The new Pyongyang airport is now complete and has three jetbridges, and inside the terminal is sparkling polished marble and chrome, creating a very positive first impression. Customs are very thorough — Reading material is logged, laptops switched on and checked, and on occasion binoculars and guide books confiscated and returned on departing the country. But the officials are never rude or hostile, and the process only takes a minute per passenger and is pretty routine. In the old days they would take mobile phones for the duration of the trip.
What are the sights, sounds and emotions an aviation geek experiences in North Korea?
North Korea also has a vintage fleet, which does not fly outside the country, but is kept airworthy as a kind of strategic reserve for contingencies. Today these are all unique in the world and have summoned AvGeeks from every corner of the world to fly on: Tupolev Tu-134 twinjets, a pair of very elderly Tupolev Tu-154Bs delivered back in 1974, North Korea’s first jet airliners, and one four-engined Ilyushin Il-62M. For prop lovers there is a four-engined Ilyushin Il-18 and a trio of fifty year-old Antonov An-24 prop liners. Despite their age, these aircraft are in immaculate service, almost factory fresh.
Once airborne on a charter flight for enthusiasts it is possible to explore the length of the plane and take as many pictures as necessary. The Air Koryo and airport officials are surprisingly laid back. Because of the lack of air traffic even at the capital, it’s possible to wander the length of the ramp without supervision. For tour customers who don’t want to fly on every type, they will be escorted out right up to the runway’s edge to photograph the takeoff and landing of their fellow travellers, a degree of proximity unimaginable in most other countries.
One thing that makes North Korea unique in the world today is a lack of internet and roaming for international phones. There are no smart phones buzzing in pockets or on the table. The quality of the conversation is better, and the quality of the friendships forged as a result also.
Are you able to interact with ordinary North Koreans?
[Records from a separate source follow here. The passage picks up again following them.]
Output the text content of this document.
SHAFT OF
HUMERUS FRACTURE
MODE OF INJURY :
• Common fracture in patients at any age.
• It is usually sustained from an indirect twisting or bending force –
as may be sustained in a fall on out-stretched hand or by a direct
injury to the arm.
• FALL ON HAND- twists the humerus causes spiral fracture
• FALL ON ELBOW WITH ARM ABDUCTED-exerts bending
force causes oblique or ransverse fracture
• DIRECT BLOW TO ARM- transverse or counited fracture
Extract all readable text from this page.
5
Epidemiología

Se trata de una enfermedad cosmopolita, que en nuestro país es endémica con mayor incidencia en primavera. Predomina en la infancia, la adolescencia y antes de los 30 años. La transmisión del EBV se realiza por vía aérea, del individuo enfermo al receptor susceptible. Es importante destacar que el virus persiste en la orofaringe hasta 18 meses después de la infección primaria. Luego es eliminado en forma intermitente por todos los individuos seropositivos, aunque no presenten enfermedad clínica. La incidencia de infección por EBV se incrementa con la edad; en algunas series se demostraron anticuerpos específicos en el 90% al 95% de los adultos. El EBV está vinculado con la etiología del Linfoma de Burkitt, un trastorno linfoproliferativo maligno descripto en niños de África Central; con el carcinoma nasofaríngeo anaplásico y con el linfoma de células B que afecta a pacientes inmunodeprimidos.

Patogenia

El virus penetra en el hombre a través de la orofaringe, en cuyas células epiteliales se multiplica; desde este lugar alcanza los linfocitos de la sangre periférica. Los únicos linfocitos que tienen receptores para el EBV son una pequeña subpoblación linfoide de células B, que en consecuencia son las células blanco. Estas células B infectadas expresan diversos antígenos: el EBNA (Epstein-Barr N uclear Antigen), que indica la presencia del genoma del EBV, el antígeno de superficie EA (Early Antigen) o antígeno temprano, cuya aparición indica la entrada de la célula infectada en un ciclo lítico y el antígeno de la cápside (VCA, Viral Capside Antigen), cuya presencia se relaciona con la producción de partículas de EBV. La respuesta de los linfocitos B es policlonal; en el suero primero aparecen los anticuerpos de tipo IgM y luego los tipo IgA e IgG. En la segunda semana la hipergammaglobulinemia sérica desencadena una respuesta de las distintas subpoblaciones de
For now, access to ordinary North Koreans hasn’t really relaxed that much — you are always in sight of a local guide. However the cordon has expanded somewhat, with additions to the programme such as a city walk. It is worth bearing in mind that virtually nobody speaks English. The local guides are mostly lovely. It is entirely possible to discuss politics with them. As long as it comes from a place of respect and understanding, they can handle an opposing viewpoint.
That said, of course unscripted encounters are totally possible, and always fulfilling. Koreans are very sentimental, emotional, musical people, on both sides of the DMZ. They love a drink, love to sing, love to dance, and love a good cry — sometimes all at once. North of the DMZ you can add curious, naive, kind, and shy. Their surprise at coming face to face with a foreigner adds an extra charm factor.
What are the most represented nationalities on your tours?
The biggest group are Brits, possibly because Juche Travel Services is a British based company, but also because the British simply love aviation more than anyone else. Germans would be second on the list. The Swiss are numerically few in the world but are inveterate travellers so they often form one of the biggest groups. The rest is a smattering — usually a few Australians, usually a few Americans, and we’ve had other groups and individuals from all over.